Barbara hovered uneasily beside her, and Alex dimly heard her speaking half-reassuringly and half-apologetically. But Violet Clare had taken her hand, and was guiding her into the inner half of the room, which was empty.

"Don't bother about the others for a minute – Barbara, go and look after them, like a dear – let's make acquaintance in peace, Alex. Do you know who I am?"

"Cedric's wife?"

"Yes, that's it." Then, as Barbara left them, Violet noiselessly stamped her foot. "You poor dear! I don't believe she ever told you there was to be a whole crowd of family here. That's just like poor, dear Barbara! I'm sure she never had one atom of imagination in her life, now had she? The idea of dragging you here the very day after you got back from such a journey." The soft, fluent voice went on, giving her time to recover herself, Alex hardly hearing what was said to her, but with a sensation of adoring gratitude gradually invading her, for this warm, unhesitating welcome and unquestioning sympathy.

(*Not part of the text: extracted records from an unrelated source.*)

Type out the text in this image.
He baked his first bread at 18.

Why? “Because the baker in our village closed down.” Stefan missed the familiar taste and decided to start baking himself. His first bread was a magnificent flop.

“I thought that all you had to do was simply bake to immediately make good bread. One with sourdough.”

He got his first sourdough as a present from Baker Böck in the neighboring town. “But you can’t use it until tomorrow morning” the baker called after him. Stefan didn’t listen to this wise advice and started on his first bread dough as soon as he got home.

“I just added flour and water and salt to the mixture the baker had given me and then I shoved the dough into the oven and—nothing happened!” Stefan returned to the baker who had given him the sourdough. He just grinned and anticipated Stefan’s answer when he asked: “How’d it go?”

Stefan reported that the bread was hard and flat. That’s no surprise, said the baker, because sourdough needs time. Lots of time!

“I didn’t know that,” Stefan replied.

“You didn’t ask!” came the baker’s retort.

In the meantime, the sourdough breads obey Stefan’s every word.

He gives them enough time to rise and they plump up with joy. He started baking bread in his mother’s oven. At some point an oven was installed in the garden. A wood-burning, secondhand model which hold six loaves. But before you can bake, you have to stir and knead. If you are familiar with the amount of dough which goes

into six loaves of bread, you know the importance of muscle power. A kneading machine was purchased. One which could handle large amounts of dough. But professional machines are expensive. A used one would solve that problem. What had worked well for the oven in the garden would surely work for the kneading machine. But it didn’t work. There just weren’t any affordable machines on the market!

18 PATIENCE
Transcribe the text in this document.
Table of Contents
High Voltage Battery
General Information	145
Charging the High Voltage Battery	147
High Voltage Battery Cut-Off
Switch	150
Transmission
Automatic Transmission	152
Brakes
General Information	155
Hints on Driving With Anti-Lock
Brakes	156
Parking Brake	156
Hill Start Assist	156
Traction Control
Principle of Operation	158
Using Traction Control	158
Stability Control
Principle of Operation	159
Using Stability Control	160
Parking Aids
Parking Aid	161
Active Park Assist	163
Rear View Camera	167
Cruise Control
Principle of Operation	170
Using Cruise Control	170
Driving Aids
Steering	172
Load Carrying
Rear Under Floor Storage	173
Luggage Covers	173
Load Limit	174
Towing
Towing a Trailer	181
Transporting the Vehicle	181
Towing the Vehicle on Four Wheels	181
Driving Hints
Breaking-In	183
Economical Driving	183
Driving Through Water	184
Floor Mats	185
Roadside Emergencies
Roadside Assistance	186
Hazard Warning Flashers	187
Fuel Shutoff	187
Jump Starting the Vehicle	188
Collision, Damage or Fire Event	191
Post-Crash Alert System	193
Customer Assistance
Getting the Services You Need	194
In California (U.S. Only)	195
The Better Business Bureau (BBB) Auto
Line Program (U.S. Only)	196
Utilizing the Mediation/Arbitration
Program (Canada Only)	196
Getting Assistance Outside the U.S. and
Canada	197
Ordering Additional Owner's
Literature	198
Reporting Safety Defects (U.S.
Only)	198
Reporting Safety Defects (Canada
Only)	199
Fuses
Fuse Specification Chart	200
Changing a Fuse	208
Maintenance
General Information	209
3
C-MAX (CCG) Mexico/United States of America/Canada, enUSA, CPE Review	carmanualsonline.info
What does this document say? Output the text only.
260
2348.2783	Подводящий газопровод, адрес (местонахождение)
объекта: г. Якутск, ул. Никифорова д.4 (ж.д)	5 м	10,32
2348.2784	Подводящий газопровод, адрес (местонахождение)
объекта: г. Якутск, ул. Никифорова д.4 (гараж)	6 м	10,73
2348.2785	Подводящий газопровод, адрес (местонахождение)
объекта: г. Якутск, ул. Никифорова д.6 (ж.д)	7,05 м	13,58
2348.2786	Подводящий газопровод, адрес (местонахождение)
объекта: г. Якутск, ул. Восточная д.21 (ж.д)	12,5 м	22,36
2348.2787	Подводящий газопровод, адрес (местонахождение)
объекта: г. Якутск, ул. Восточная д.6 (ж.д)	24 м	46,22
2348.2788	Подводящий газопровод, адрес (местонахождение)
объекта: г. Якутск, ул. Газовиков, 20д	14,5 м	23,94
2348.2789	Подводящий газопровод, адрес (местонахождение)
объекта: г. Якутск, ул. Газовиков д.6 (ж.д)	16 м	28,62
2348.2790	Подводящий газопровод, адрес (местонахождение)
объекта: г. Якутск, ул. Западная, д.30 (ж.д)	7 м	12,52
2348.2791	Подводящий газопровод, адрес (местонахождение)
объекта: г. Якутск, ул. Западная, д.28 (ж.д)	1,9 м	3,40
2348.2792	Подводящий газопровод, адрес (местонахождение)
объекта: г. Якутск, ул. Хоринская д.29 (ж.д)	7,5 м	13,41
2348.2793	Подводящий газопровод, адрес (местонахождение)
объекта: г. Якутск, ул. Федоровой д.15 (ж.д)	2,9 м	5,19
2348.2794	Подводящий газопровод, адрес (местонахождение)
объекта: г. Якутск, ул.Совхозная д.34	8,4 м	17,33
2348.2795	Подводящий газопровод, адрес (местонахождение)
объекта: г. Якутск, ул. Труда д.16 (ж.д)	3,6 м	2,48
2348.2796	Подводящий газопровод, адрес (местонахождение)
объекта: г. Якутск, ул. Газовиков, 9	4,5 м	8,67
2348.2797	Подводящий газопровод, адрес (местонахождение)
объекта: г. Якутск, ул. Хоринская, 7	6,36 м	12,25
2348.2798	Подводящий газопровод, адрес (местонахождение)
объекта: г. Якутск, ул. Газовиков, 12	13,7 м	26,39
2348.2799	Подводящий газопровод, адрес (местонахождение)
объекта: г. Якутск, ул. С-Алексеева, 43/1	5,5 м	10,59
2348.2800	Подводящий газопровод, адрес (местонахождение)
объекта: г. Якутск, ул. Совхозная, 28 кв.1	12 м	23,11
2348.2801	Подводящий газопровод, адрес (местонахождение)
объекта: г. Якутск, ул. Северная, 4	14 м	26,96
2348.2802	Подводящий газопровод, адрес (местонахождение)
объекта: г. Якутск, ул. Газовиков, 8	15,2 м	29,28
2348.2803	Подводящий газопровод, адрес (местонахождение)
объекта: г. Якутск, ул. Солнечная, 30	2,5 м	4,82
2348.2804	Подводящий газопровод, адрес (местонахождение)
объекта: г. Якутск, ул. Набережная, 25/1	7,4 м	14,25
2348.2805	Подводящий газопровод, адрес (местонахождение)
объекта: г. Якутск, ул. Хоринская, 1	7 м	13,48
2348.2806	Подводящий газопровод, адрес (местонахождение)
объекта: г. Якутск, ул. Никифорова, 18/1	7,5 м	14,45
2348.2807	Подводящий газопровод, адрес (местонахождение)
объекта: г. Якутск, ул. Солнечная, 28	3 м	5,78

She looked dumbly at her sister-in-law.

In Violet she saw the soft, generous contours and opulent prettiness of which she had caught glimpses in the South. The numerous Marchesas who had come to the convent parlour in Rome had had just such brown, liquid eyes, with dark lashes throwing into relief an opaque ivory skin, just such dazzling teeth and such ready, dimpling smiles, and had worn the same wealth of falling laces at décolleté throat and white, rounded wrists. Violet was in white, with a single string of wonderful pearls round her soft neck, and her brilliant brown hair was arranged in elaborate waves, with occasional little escaping rings and tendrils.

Alex thought her beautiful, and wondered why Barbara had spoken in deprecation of such sleepy, prosperous prettiness.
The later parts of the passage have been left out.